事業の目的は、初期段階で構築および試験導入したアプローチを基礎とし、インドネシアの地方および地域レベルの組織・制度の能力を高め、地方経済開発を促進するパートナーシップを構築できるよう支援することにある。また、地方および地域のパートナーシップを国または国際レベルの活動につなぐ国レベルのパートナーシップの構築も目指すものである。
成果
2003年の事業支援は地方および地域レベルのパートナーシップ構築を拡大し、新たな良い事例を文書化すると共に、外部機関による事業評価を通して得られた教訓の分析を行った。また、国および国際レベルの支援メカニズムを構築した。ランパンのコーヒー産業について文書化し、仲買人がマーケットに関する自分たちの知識を農民たちと共有することによって農民たちはより質の高い品物を生産できるようになり、その結果、商品の価値が高まることで仲買人にも農民にも相互利益をもたらした事例を紹介した。外部機関による評価は、このようなパートナーシップを通して仲買人も農民も「12段階のKPEL」のアプローチによって収入の増加や住環境の改善などの恩恵を受けていると結論づけている。
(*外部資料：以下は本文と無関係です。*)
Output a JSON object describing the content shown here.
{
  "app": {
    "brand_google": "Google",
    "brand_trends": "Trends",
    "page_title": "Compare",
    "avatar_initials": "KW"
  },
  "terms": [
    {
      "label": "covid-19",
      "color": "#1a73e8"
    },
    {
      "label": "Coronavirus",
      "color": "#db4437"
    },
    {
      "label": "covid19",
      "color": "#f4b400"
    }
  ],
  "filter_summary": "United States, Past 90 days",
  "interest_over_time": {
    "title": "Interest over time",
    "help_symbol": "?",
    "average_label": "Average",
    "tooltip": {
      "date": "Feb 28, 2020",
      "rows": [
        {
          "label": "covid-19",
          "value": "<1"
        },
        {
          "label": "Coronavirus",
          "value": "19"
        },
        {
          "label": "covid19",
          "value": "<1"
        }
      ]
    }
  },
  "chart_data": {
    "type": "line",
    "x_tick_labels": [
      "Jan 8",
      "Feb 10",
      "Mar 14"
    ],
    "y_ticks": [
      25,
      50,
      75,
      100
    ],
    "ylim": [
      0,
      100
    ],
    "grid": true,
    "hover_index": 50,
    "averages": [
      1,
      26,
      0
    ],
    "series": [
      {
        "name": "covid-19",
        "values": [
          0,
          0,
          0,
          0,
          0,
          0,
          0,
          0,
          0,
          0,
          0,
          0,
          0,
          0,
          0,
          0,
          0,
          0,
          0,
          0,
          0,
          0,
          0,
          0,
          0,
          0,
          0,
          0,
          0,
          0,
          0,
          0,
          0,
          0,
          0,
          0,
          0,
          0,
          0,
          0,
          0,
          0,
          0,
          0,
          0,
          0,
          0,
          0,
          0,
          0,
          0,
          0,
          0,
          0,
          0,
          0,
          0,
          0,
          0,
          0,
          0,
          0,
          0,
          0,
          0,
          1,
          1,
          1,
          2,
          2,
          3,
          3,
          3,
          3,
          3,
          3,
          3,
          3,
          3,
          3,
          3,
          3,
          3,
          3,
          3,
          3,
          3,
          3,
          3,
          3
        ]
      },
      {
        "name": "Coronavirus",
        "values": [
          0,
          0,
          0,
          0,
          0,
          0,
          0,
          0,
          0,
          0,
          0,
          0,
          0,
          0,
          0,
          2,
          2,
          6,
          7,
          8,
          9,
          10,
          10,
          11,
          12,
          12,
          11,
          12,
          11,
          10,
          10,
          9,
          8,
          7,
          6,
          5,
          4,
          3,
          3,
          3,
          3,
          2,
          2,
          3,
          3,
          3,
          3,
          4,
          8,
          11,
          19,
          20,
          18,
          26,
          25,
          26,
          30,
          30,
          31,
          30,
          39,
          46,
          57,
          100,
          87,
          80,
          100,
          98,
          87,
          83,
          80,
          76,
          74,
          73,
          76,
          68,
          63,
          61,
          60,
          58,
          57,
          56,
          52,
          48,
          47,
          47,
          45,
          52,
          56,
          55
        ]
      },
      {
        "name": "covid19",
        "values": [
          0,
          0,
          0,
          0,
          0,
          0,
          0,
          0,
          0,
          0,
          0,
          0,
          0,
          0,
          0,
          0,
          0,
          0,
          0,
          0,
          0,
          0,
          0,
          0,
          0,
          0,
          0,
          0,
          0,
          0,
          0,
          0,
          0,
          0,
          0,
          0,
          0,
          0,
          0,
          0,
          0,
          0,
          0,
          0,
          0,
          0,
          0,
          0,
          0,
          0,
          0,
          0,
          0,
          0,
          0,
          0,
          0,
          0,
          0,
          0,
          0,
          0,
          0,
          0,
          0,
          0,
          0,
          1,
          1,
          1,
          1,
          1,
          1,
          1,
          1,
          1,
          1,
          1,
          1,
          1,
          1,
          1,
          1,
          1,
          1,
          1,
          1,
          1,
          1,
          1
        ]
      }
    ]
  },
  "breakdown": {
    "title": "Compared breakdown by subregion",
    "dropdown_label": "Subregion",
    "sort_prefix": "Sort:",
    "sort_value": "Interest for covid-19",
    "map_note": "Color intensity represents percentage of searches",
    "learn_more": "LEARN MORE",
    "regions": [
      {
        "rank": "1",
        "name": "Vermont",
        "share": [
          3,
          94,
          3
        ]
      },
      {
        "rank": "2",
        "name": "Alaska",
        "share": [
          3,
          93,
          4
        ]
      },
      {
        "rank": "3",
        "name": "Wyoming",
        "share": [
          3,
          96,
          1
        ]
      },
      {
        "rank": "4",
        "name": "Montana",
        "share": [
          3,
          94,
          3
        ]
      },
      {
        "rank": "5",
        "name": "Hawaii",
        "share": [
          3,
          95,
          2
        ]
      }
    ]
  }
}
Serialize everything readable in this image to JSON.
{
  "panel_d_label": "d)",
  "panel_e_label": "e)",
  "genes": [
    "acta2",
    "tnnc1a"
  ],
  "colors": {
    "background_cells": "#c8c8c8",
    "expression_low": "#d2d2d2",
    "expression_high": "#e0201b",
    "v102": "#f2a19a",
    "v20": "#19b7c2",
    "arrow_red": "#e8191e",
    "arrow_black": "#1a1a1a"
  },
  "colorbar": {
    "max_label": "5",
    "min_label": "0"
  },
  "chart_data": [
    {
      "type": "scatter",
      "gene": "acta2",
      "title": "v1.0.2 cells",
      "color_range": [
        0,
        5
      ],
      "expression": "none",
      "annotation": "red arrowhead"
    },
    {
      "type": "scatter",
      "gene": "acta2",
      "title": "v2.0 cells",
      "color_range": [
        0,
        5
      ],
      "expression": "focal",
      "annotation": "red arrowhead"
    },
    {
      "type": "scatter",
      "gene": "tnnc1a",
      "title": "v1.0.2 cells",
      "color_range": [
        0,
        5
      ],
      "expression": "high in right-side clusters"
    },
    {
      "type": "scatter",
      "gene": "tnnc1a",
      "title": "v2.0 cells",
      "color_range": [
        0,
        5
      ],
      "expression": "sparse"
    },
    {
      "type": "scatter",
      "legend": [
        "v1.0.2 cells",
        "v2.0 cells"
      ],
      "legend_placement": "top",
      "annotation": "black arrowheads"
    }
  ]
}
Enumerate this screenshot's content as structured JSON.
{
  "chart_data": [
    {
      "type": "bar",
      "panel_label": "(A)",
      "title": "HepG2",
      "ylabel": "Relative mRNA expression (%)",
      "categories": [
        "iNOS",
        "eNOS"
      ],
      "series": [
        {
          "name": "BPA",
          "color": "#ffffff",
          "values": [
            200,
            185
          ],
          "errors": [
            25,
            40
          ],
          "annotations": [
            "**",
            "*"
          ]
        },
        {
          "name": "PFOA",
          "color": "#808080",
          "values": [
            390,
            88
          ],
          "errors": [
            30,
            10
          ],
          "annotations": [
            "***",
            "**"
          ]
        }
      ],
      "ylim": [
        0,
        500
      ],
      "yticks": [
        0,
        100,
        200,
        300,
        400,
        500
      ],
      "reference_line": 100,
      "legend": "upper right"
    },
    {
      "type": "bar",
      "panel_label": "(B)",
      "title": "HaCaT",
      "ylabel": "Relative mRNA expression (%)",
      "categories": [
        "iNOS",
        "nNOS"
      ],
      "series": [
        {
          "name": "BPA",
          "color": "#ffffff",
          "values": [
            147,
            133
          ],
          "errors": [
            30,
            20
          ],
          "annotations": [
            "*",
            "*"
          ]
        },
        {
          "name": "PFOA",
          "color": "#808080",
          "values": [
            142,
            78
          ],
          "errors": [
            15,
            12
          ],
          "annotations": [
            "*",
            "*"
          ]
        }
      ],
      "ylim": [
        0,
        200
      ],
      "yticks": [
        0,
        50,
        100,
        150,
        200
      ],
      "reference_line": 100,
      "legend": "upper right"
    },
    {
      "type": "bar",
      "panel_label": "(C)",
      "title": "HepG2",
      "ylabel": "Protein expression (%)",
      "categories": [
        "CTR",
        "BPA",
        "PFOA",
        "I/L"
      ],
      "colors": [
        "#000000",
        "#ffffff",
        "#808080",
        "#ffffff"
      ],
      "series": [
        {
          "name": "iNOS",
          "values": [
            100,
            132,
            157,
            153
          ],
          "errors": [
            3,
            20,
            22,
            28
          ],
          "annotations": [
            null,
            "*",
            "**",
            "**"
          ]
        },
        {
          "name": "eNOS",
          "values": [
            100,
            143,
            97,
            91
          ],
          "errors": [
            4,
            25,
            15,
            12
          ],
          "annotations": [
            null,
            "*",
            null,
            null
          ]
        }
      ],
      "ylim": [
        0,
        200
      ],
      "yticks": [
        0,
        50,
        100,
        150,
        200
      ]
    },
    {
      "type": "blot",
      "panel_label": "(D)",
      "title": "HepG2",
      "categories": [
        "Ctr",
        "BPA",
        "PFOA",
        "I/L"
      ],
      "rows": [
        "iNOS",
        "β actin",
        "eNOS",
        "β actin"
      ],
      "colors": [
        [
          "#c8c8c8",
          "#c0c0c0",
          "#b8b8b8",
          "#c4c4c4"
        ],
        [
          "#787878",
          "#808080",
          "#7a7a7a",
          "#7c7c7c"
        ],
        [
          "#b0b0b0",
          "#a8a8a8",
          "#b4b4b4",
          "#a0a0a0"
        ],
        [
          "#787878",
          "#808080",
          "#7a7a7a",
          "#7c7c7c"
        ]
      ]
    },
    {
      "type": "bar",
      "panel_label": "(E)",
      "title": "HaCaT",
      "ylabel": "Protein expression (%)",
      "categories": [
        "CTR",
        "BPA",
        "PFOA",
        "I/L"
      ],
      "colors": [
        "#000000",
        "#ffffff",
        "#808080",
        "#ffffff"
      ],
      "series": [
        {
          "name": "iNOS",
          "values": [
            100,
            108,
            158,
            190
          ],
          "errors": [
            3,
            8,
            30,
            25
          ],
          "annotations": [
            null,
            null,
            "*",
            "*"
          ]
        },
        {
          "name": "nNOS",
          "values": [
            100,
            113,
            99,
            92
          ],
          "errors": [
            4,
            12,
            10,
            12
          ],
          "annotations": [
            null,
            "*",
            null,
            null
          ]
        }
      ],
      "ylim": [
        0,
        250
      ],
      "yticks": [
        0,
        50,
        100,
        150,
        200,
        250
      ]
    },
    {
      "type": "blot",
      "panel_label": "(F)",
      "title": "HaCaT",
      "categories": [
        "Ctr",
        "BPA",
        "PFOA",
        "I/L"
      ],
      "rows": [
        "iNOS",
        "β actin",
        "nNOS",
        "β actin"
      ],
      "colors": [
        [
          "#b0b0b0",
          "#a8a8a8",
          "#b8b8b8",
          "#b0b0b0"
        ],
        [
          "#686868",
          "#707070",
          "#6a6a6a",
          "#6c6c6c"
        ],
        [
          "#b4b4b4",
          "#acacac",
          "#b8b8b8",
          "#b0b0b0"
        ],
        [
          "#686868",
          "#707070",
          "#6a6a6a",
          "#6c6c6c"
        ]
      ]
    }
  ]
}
また、国レベルでは政府機関と仲買人および生産者組織のパートナーシップも構築された。この国レベルのパートナーシップについては、過去の事業支援によって構築された地方および地域のパートナーシップとの適切な組織的・制度的連携を探っている段階である。 2004年には地方および地域のパートナーシップについてさらに文書化を行い、国レベルへの支援も継続する予定である。